Eine kürzere Fassung dieses Interviews erschien in der UZ vom 24. Februar.

UZ: In einem Strafbefehl wurdest Du kürzlich zu einer Geldstrafe von 2.000 Euro oder ersatzweise zu 40 Tagen Haft verurteilt. Wie kam es zu der Verurteilung und was wird dir vorgeworfen?

Heinrich Bücker: Die Anzeige ging von einem Anwalt aus, der für die internationale Anwaltsfirma Ernst & Young arbeitet. Mir wurde vorgeworfen, die Propaganda der russischen Regierung zu übernehmen, in einer Weise, die geeignet sein soll, die öffentliche Ordnung zu stören. Der Fall landete beim Amtsgericht Tiergarten und ich erhielt einen Strafbefehl über 2.000 Euro. In meiner Rede zum Jahrestag habe ich mich im Wesentlichen auf die Äußerungen des ukrainischen Botschafters in Berlin bezogen und auf die Nazikollaborateure in der Ukraine. Deren Anhänger haben in den letzten Jahren zahlreiche Denkmäler errichtet. Am Stadtrand von Kiew befindet sich das Mahnmal von Babyn Jar, wo die Bandera-Truppen und deutsche Nazis im Jahr 1941 mehr als 30.000 Juden erschossen haben. Die Straße, die dorthin führt, wurde inzwischen nach Stepan Bandera benannt. Das ist für mich die Spitze des Skandals. Was dort stattfindet, ist absolut ekelhaft. Ich bin fest entschlossen, gegen solche Geschichtsverdrehung Stellung zu beziehen. Und ich werde weiter diese Politik hier in Berlin anprangern – notfalls auch vor Gericht. Deshalb habe ich Einspruch eingelegt und werde auch durch alle Instanzen gehen, wenn es zu Verurteilungen kommen sollte.

UZ: Du hast das Urteil öffentlich gemacht. Was für Reaktionen hast du erlebt?

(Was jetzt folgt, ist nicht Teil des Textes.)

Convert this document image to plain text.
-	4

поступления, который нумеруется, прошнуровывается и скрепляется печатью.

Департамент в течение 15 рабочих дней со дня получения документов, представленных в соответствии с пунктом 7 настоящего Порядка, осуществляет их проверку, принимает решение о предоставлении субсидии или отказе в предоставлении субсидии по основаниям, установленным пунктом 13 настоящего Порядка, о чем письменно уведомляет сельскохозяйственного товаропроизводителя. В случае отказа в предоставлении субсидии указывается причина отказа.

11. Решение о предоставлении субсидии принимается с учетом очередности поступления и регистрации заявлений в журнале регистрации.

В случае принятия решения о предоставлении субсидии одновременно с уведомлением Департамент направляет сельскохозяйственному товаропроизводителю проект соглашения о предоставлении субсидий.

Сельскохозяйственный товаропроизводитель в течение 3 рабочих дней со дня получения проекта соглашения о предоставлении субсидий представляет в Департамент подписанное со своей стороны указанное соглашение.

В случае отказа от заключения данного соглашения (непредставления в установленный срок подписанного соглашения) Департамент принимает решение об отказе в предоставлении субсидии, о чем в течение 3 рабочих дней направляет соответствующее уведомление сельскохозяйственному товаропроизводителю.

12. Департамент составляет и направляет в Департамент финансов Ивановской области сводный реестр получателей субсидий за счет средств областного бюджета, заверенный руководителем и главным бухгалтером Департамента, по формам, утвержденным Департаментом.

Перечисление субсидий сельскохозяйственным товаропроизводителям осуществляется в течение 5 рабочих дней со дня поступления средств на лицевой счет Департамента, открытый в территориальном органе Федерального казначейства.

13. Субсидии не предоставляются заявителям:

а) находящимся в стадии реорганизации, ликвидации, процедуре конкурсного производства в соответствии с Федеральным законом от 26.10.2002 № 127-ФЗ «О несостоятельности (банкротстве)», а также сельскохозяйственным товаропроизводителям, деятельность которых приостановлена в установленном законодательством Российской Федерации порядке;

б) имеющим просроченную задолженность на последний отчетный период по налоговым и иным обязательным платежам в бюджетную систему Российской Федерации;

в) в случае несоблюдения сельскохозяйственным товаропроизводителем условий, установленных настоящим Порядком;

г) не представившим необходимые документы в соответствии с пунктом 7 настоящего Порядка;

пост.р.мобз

Heinrich Bücker: Es gibt viele positive Reaktionen in Form von Artikeln, von Beiträgen und von Mails, die ich bekomme. Es gibt sicher auch ablehnende Reaktionen, aber die sind mir nicht so präsent. Der Fall ist inzwischen auch international bekannt. In den USA gibt es eine Reihe von Aktivisten, die nach dem Brand im Gewerkschaftshaus von Odessa (2014) nach Odessa reisten und Solidaritätsarbeit leisten. Auch dieses Odessa-Solidaritätskomitee, das von mir unterstützt wird, hat meinen Fall inzwischen aufgegriffen. Ich erhalte solidarische Reaktionen aus Deutschland, aus den USA und auch aus Russland. In mehreren Ländern wird über dieses Verfahren berichtet und darüber, dass einfach unglaublich ist, was in Deutschland stattfindet.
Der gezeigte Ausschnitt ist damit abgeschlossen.